The curtain is rising, and there are ten children on stage, each wearing gold antennae, frozen in various dance-like positions. The monitors reveal the children are still breathing and not actually dead. And… from out of what appears to be nowhere… two children (without antennae) are now pulling a wheeled carriage onto the stage! And the children with the antennae… they are… yes, they are boarding! And now the door is closing, and it’s off! Off they go! Wow. And the curtain is closing again.

There is applause.

SANAA, “Translucence”

Riding in as a snowflake, you are an alien descending from heaven. “The architecture looks okay” you think as you collect each landmark with your frozen eyes. “If only architecture could be more like snow,” you pine, admiring your body’s unique shape on the surface of a nearby raindrop.

A saccharin zephyr shuttles you through the air, first slow and then faster and faster towards Earth. Before you know it you are there. Gingerly aligning your crystalline body parallel to the surface of green jello, you see your twin reflection one last time before sticking onto the quietly jiggling plane. “Wow,” you remark looking upwards at the sky, “you look beautiful tonight.”

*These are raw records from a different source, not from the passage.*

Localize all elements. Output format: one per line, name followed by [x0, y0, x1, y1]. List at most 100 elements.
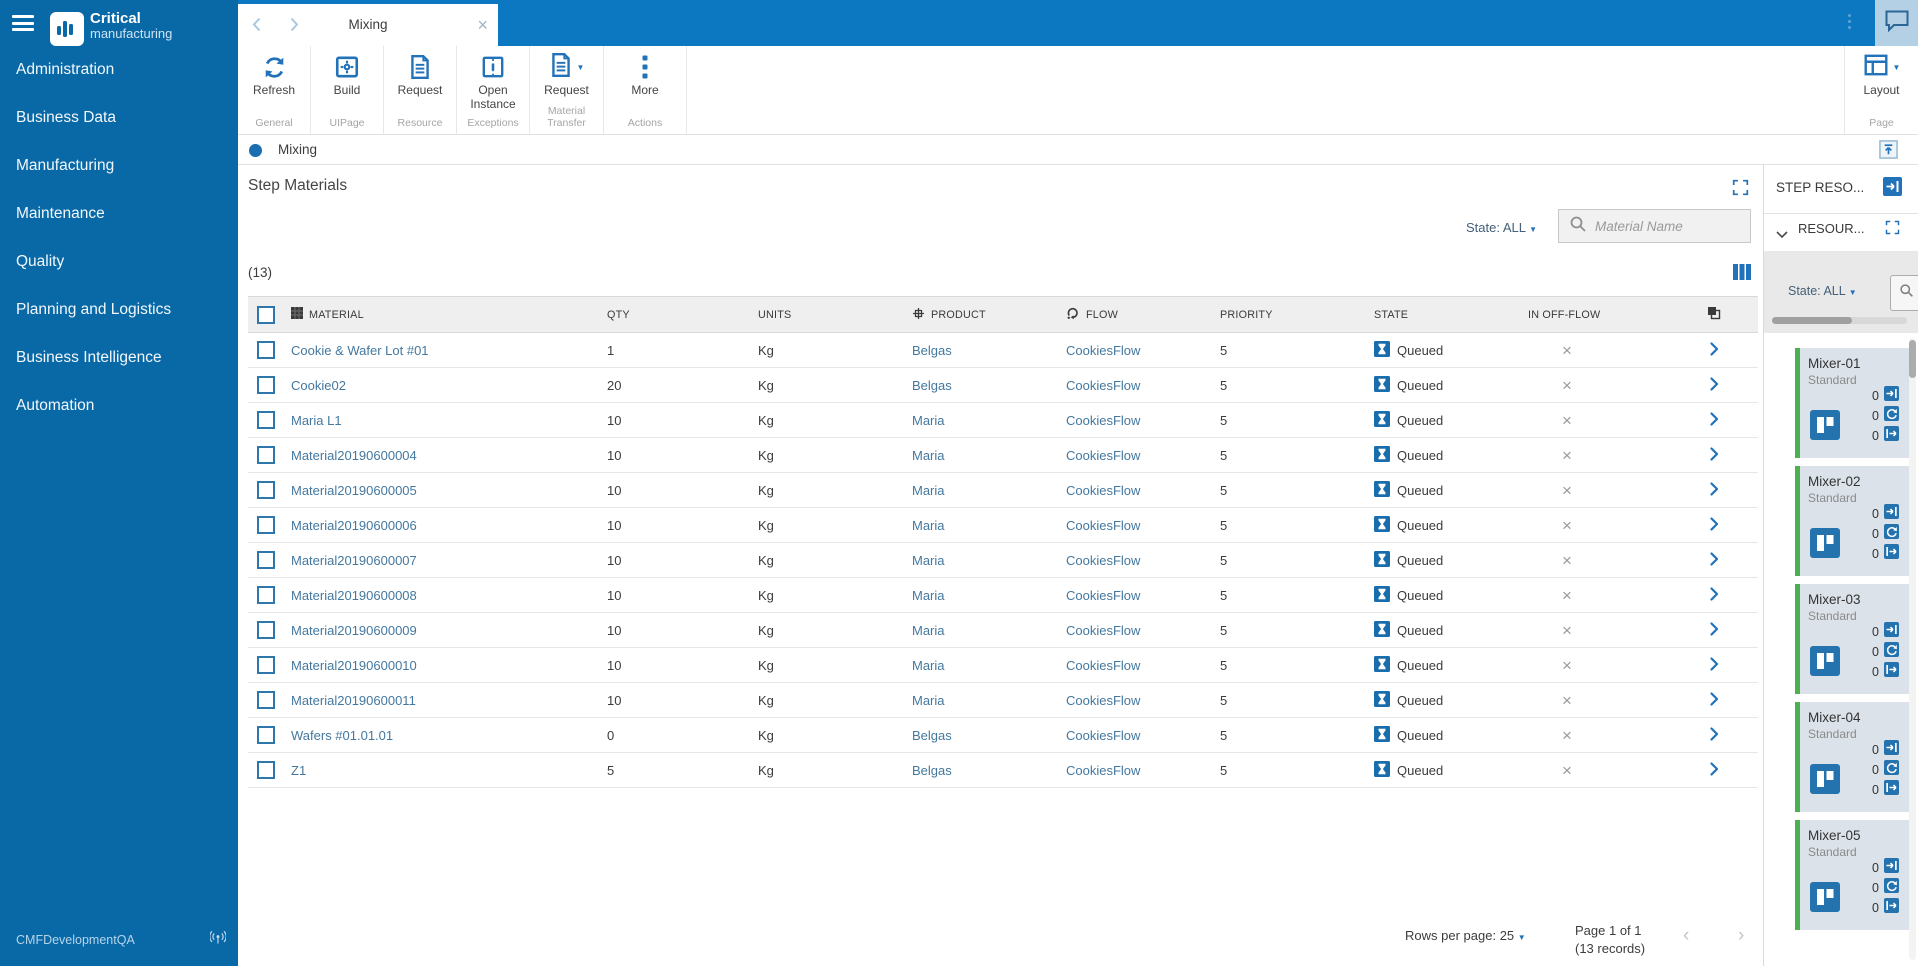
product-link[interactable]: Maria — [912, 413, 945, 428]
resource-dashboard-icon[interactable] — [1810, 528, 1840, 563]
row-checkbox[interactable] — [256, 376, 275, 394]
state-filter-dropdown[interactable]: State: ALL ▼ — [1466, 220, 1537, 235]
material-link[interactable]: Z1 — [291, 763, 306, 778]
col-header-state[interactable]: STATE — [1362, 309, 1516, 321]
resource-dashboard-icon[interactable] — [1810, 410, 1840, 445]
flow-link[interactable]: CookiesFlow — [1066, 518, 1140, 533]
material-link[interactable]: Material20190600008 — [291, 588, 417, 603]
chevron-right-icon[interactable] — [1709, 551, 1719, 569]
select-all-checkbox[interactable] — [256, 305, 275, 324]
sidebar-menu-item[interactable]: Planning and Logistics — [0, 286, 238, 334]
sidebar-menu-item[interactable]: Manufacturing — [0, 142, 238, 190]
table-row[interactable]: Material20190600004 10 Kg Maria CookiesF… — [248, 438, 1758, 473]
flow-link[interactable]: CookiesFlow — [1066, 483, 1140, 498]
chevron-right-icon[interactable] — [1709, 411, 1719, 429]
hamburger-menu-icon[interactable] — [12, 15, 34, 31]
flow-link[interactable]: CookiesFlow — [1066, 448, 1140, 463]
table-row[interactable]: Material20190600007 10 Kg Maria CookiesF… — [248, 543, 1758, 578]
build-button[interactable]: Build UIPage — [311, 46, 384, 134]
product-link[interactable]: Belgas — [912, 378, 952, 393]
flow-link[interactable]: CookiesFlow — [1066, 623, 1140, 638]
flow-link[interactable]: CookiesFlow — [1066, 378, 1140, 393]
material-link[interactable]: Material20190600009 — [291, 623, 417, 638]
column-chooser-icon[interactable] — [1732, 263, 1752, 286]
flow-link[interactable]: CookiesFlow — [1066, 588, 1140, 603]
tab-close-icon[interactable]: × — [477, 4, 488, 46]
flow-link[interactable]: CookiesFlow — [1066, 343, 1140, 358]
chevron-right-icon[interactable] — [1709, 586, 1719, 604]
more-button[interactable]: More Actions — [604, 46, 687, 134]
col-header-product[interactable]: PRODUCT — [931, 309, 986, 321]
table-row[interactable]: Material20190600006 10 Kg Maria CookiesF… — [248, 508, 1758, 543]
material-link[interactable]: Maria L1 — [291, 413, 342, 428]
material-link[interactable]: Material20190600011 — [291, 693, 416, 708]
chevron-right-icon[interactable] — [1709, 446, 1719, 464]
table-row[interactable]: Cookie & Wafer Lot #01 1 Kg Belgas Cooki… — [248, 333, 1758, 368]
next-page-icon[interactable]: › — [1738, 925, 1744, 947]
product-link[interactable]: Maria — [912, 518, 945, 533]
resource-dashboard-icon[interactable] — [1810, 764, 1840, 799]
chevron-right-icon[interactable] — [1709, 691, 1719, 709]
row-checkbox[interactable] — [256, 446, 275, 464]
sidebar-menu-item[interactable]: Maintenance — [0, 190, 238, 238]
chevron-right-icon[interactable] — [1709, 516, 1719, 534]
table-row[interactable]: Material20190600011 10 Kg Maria CookiesF… — [248, 683, 1758, 718]
open-instance-button[interactable]: Open Instance Exceptions — [457, 46, 530, 134]
vertical-scrollbar[interactable] — [1909, 338, 1916, 960]
vertical-scrollbar-thumb[interactable] — [1909, 340, 1916, 378]
product-link[interactable]: Maria — [912, 623, 945, 638]
product-link[interactable]: Belgas — [912, 728, 952, 743]
row-checkbox[interactable] — [256, 586, 275, 604]
col-header-qty[interactable]: QTY — [595, 309, 746, 321]
table-row[interactable]: Material20190600005 10 Kg Maria CookiesF… — [248, 473, 1758, 508]
product-link[interactable]: Maria — [912, 588, 945, 603]
sidebar-menu-item[interactable]: Business Intelligence — [0, 334, 238, 382]
row-checkbox[interactable] — [256, 411, 275, 429]
material-link[interactable]: Material20190600005 — [291, 483, 417, 498]
resources-section-title[interactable]: RESOUR... — [1798, 221, 1864, 236]
collapse-panel-up-icon[interactable] — [1879, 140, 1898, 164]
product-link[interactable]: Maria — [912, 448, 945, 463]
resource-card[interactable]: Mixer-02 Standard 0 0 0 — [1795, 466, 1910, 576]
table-row[interactable]: Material20190600009 10 Kg Maria CookiesF… — [248, 613, 1758, 648]
col-header-in-off-flow[interactable]: IN OFF-FLOW — [1516, 309, 1670, 321]
rows-per-page-control[interactable]: Rows per page: 25 ▼ — [1405, 928, 1526, 943]
resource-dashboard-icon[interactable] — [1810, 882, 1840, 917]
chevron-right-icon[interactable] — [1709, 481, 1719, 499]
horizontal-scrollbar[interactable] — [1772, 317, 1907, 324]
tab-mixing[interactable]: Mixing × — [238, 4, 498, 46]
row-checkbox[interactable] — [256, 341, 275, 359]
resource-card[interactable]: Mixer-01 Standard 0 0 0 — [1795, 348, 1910, 458]
material-link[interactable]: Cookie02 — [291, 378, 346, 393]
expand-section-icon[interactable] — [1885, 220, 1900, 240]
copy-pages-icon[interactable] — [1707, 306, 1721, 323]
row-checkbox[interactable] — [256, 691, 275, 709]
resource-dashboard-icon[interactable] — [1810, 646, 1840, 681]
product-link[interactable]: Maria — [912, 553, 945, 568]
collapse-section-chevron-icon[interactable] — [1776, 225, 1788, 243]
col-header-material[interactable]: MATERIAL — [309, 309, 364, 321]
request-resource-button[interactable]: Request Resource — [384, 46, 457, 134]
row-checkbox[interactable] — [256, 481, 275, 499]
table-row[interactable]: Material20190600008 10 Kg Maria CookiesF… — [248, 578, 1758, 613]
row-checkbox[interactable] — [256, 761, 275, 779]
flow-link[interactable]: CookiesFlow — [1066, 693, 1140, 708]
product-link[interactable]: Maria — [912, 658, 945, 673]
flow-link[interactable]: CookiesFlow — [1066, 658, 1140, 673]
flow-link[interactable]: CookiesFlow — [1066, 413, 1140, 428]
rows-per-page-value[interactable]: 25 — [1500, 928, 1514, 943]
sidebar-menu-item[interactable]: Quality — [0, 238, 238, 286]
resource-state-filter-dropdown[interactable]: State: ALL ▼ — [1788, 284, 1857, 298]
material-link[interactable]: Wafers #01.01.01 — [291, 728, 393, 743]
table-row[interactable]: Wafers #01.01.01 0 Kg Belgas CookiesFlow… — [248, 718, 1758, 753]
product-link[interactable]: Belgas — [912, 763, 952, 778]
table-row[interactable]: Maria L1 10 Kg Maria CookiesFlow 5 Queue… — [248, 403, 1758, 438]
resource-card[interactable]: Mixer-04 Standard 0 0 0 — [1795, 702, 1910, 812]
chevron-right-icon[interactable] — [1709, 656, 1719, 674]
product-link[interactable]: Maria — [912, 693, 945, 708]
resource-card[interactable]: Mixer-05 Standard 0 0 0 — [1795, 820, 1910, 930]
expand-fullscreen-icon[interactable] — [1732, 179, 1749, 201]
chevron-right-icon[interactable] — [1709, 761, 1719, 779]
layout-button[interactable]: ▼ Layout Page — [1844, 46, 1918, 134]
table-row[interactable]: Material20190600010 10 Kg Maria CookiesF… — [248, 648, 1758, 683]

10 Corso Como, “10 Corso Como”

Earth’s oldest mall is under excavation. It’s location is a secret. Yet a rogue archaeologist is documenting her exploration of the ruins for a select YouTube audience. From her artifact-ridden videos we see storefronts that once hawked precious metals, spices, and graphic tees. Carved limestone dragged great distances form a spectacular arcade, in which massage chairs and kiosks occur at regular intervals. One was a Piercing Pagoda, another sold stone tablet covers. Where the food court and main promenade converge is an obelisk which still emits a weird smell. Painted on the megalith with cochineal dye are glyphs that translate to Perfume Area. Research suggests this site is the lost origin of the word perfumeria. Some scholars even believe it to be the true primordial umbilicus mundi. And others insist on the presence of such a monument as proof of extraterrestrial contact.